Continental ramps up Ferreira production

SOUTH Africa-focused Continental Coal has increased run-of-mine production from its Ferreira thermal coal mine after appointing a new mining contractor and starting development of the northern pit open cast operations.
Continental ramps up Ferreira production Continental ramps up Ferreira production Continental ramps up Ferreira production Continental ramps up Ferreira production Continental ramps up Ferreira production


Lou Caruana

The company expects further increases in production this month after problems in January with industrial action, flooding and derailments, chief executive Don Turvey said.

"It is pleasing to see that the tough decisions made at Ferreira in the last quarter are already beginning to have results,” he said.

“Our sales of export thermal coal through Richards Bay Coal Terminal have increased demonstrably and at a time of increasing coal prices, and also when heavy rains and derailments have materially impacted other export coal producers.

“The outlook for the balance of the quarter is positive and we anticipate that we will meet our targeted sales of 141,000 tonnes.”

ROM production from the Ferreira mine for the months of January and February was 28,450t and 41,233t respectively, while export coal sales were 40,448t and 48,532t.

The average realised net preliminary export thermal coal price received for sales during January and February was $US118/t.

Production in January was affected by the holiday periods and by heavy rains and industrial action in South Africa, which led to a loss of five production days.

ROM production in February was an increase of 14% on the average monthly ROM production in the December quarter and came despite a number of national strikes affecting operations. ROM production for the balance of the March quarter is forecast to be approximately 55,000t.

The establishment of the northern pit operations and improving operating performance at Ferreira has already resulted in a reduction in mining costs.

Greater utilisation of the processing plant and the ability to source raw export-quality coal from neighbouring mines, which themselves have no processing facilities and cannot wash the coal to achieve an export thermal coal product, allowed Continental to achieve improved efficiencies and returns, and further reinforced the strategic location and value of its Delta processing operations.

Total FOB costs of $US70-80/t can now be achieved by the company, Turvey said.

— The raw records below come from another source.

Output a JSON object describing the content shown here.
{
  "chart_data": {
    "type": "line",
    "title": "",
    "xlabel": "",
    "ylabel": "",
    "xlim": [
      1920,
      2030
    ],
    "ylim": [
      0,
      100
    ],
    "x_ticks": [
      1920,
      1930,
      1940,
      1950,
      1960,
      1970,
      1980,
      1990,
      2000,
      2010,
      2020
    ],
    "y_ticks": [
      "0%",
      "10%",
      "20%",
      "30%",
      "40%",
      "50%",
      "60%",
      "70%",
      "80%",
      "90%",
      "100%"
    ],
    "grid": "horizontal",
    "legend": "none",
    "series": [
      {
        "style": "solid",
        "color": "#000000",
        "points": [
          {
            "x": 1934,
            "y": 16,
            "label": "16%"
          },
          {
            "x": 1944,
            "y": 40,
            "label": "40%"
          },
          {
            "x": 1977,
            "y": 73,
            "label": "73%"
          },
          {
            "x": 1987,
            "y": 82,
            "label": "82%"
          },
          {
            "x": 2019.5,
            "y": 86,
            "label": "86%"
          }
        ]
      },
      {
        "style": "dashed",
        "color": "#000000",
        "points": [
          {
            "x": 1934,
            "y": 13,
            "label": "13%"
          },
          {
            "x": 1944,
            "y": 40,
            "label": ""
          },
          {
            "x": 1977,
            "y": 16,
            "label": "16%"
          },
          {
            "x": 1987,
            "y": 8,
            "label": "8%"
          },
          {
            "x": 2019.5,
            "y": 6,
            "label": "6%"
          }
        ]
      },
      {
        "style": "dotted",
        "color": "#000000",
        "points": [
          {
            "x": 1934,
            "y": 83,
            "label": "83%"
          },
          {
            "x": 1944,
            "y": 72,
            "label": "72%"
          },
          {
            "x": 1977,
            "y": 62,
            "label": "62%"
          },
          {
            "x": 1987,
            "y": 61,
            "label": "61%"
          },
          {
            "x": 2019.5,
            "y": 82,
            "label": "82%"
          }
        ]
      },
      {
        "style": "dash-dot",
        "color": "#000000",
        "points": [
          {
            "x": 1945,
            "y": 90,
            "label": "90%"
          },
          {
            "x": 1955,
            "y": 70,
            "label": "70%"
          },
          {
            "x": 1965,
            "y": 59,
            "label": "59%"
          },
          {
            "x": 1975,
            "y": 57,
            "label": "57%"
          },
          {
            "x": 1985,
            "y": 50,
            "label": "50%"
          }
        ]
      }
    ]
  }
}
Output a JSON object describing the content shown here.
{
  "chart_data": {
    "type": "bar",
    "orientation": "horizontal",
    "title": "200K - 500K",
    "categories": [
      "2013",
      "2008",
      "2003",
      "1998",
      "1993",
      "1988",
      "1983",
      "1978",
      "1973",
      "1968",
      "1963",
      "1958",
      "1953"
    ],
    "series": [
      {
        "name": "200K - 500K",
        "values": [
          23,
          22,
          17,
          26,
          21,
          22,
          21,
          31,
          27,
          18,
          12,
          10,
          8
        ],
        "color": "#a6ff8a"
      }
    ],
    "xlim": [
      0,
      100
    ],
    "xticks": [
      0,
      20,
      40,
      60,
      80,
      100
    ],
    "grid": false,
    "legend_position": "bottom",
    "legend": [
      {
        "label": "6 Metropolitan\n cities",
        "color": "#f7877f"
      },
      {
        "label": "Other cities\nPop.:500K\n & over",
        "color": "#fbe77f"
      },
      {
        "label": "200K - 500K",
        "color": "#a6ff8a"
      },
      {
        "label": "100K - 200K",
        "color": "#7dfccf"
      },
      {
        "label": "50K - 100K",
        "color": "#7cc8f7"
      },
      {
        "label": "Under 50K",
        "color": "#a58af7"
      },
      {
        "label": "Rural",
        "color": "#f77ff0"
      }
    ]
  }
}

The Delta processing operations have operated continually throughout the quarter, unaffected by the heavy rains or national strikes, with total tonnes processed for January and February of 122,970t, comprising 101,406t from stockpiles and 21,564t of buy-in coal.

For the quarter to date, sales of 46,697t of a primary export thermal coal product and a further 20,568t of a secondary domestic thermal coal product have been achieved. A total export yield of 59% was achieved, representing a 20% improvement over the December quarter.

Continental’s second shipment of export coal from Richards Bay was made on March 7 for an amount of 32,996t. A similar scheduled shipment is due to be made in April.